Lemlist now has a developer working almost full-time on the Claude Code setup — the file system of skills, rules, and subagents — to keep the agent efficient inside their specific technical environment.

now at LEMList, all the the PMs have a dev setup, um exactly the same as if we were uh developers in the in the tech team.
Alexis · Business AI Explained @ 7:53

How do you actually drive adoption of vibe coding inside a team?

Having a license is not the same as benefiting from the tool.

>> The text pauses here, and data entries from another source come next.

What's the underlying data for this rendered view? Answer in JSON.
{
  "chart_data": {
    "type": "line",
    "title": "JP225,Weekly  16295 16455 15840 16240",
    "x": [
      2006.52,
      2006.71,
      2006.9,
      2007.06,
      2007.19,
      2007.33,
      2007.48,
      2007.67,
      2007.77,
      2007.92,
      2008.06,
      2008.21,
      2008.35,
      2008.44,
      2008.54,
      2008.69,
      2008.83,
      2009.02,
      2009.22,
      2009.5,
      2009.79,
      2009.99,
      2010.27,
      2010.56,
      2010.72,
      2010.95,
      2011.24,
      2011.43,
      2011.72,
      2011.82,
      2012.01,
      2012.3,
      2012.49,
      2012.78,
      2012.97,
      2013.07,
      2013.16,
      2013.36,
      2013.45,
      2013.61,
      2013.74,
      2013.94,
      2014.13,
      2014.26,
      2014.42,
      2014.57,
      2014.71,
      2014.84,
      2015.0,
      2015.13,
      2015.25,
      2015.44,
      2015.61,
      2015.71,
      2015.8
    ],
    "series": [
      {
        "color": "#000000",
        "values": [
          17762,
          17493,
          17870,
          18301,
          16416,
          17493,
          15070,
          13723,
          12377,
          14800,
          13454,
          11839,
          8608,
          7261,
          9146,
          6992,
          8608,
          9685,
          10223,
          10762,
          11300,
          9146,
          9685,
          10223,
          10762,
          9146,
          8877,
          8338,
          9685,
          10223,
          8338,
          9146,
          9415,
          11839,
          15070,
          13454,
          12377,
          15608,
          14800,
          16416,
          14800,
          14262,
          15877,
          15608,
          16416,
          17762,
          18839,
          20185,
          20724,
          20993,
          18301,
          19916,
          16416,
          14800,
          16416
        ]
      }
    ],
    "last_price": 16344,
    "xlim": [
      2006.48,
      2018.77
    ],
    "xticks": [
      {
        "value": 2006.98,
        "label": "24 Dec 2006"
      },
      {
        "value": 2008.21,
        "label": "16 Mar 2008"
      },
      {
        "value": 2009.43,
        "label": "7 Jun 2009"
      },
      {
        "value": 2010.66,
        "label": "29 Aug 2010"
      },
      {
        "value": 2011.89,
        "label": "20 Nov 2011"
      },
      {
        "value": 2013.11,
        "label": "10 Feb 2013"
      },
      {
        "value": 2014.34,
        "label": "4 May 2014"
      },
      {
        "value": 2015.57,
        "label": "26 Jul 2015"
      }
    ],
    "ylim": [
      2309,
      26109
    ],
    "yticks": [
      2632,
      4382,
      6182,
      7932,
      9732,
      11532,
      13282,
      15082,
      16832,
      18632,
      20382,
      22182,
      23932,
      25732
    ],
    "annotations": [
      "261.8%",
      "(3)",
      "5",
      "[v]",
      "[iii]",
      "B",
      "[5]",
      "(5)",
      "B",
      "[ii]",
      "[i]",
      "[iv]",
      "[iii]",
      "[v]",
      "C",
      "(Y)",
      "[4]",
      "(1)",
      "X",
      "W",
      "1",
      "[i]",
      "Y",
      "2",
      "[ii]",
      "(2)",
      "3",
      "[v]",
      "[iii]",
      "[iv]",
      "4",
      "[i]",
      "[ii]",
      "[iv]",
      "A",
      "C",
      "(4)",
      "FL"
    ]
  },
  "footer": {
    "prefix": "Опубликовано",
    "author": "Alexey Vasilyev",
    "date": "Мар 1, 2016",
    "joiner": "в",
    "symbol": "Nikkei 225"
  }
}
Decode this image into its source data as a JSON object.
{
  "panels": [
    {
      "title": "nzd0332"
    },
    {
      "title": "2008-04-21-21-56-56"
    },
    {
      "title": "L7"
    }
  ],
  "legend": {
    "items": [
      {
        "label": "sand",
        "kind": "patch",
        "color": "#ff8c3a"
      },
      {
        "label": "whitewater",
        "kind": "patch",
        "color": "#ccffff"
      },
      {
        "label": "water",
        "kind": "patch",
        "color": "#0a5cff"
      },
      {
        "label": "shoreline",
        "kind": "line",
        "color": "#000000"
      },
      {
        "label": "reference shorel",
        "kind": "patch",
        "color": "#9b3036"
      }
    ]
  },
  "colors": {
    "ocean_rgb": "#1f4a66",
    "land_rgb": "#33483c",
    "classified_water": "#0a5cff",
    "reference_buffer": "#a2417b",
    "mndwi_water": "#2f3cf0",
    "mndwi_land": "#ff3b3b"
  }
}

The advice is to surround the team with the right resources and the right information so the LLM — and the people using it — do not go off on a tangent, then monitor whether the work is building traction or producing useful feedback from the product itself.

For non-technical operators, vibe-coding tools like Lovable and Base44 are a training ground: they make it visible that you need to structure prompts, check the output, and enhance your instructions until it reaches a level you are comfortable with.

That muscle then transfers — the intuition built by prototyping in code, where success or failure is binary, can be reapplied to fuzzier domains like marketing and sales where output quality is more subtle.

with coding, it's very clear whether the output is good or not. Yeah, either the app breaks or it works and it looks like you want it to look.
Adis · Business AI Explained @ 21:46

Frequently asked questions.

What is vibe coding in plain terms?
Vibe coding is building software by chatting with an AI agent like Claude Code rather than writing every line yourself. It works because models have reached a usable level of intelligence and the harness around them — the system that orchestrates the model — has matured. The discipline that separates good vibe coders from bad ones is planning: defining what you want to build, its purpose, how you will evaluate it, and the samples you can borrow before you start prompting.
How has the PM role changed because of vibe coding?
At Lemlist, the PM role has profoundly changed in the past two to three months. PMs have moved away from the traditional flow of discovery, specification, design, and QA handoffs. Instead, most of their day is spent on Claude Code, chatting with the agent across several use cases. Every PM at Lemlist has a dev setup identical to the engineering team and full access to the codebase, so they can ask questions directly and understand how years of legacy software have compounded.
What is the first vibe-coding use case a PM should try?
The most accessible starting point is "chat with codebase." A PM with a dev setup and access to the repository can simply ask the agent questions to deeply understand how the existing software works and how years of legacy decisions have compounded. It does not require shipping anything new — it builds the foundation of understanding that all later prototyping depends on.
Which tools should a non-technical PM start with?
Claude Code is the reference for agentic coding, though it takes roughly two weeks to push past the initial overwhelm of the CLI. For operators who want a softer on-ramp, vibe-coding builders like Lovable and Base44 are useful because they make the prompting discipline visible — you have to structure the prompt properly to get a proper output, then check and enhance your instructions until the result is good enough for daily use.
How long does it take to become productive with Claude Code?
Expect about two weeks to dive in, play with it, and feel a bit overwhelmed by how powerful it is — especially for non-technical people, since a CLI can be intimidating. Once past that mental barrier, you can integrate with almost anything. For products with significant legacy code, there is an additional learning curve in understanding how the agent behaves inside that specific codebase, which is why some companies dedicate a developer to maintaining the Claude Code setup, skills, rules, and subagents.
Why does prototyping build AI intuition that transfers to other domains?
With coding, the feedback is binary: either the app breaks or it works and looks the way you wanted. That clarity is missing in marketing and sales, where evaluating an AI output is more subtle. By learning to prototype, an operator builds the muscle of structuring prompts, reading outputs, and improving instructions — and that intuition can then be reapplied to fuzzier domains where success is harder to judge.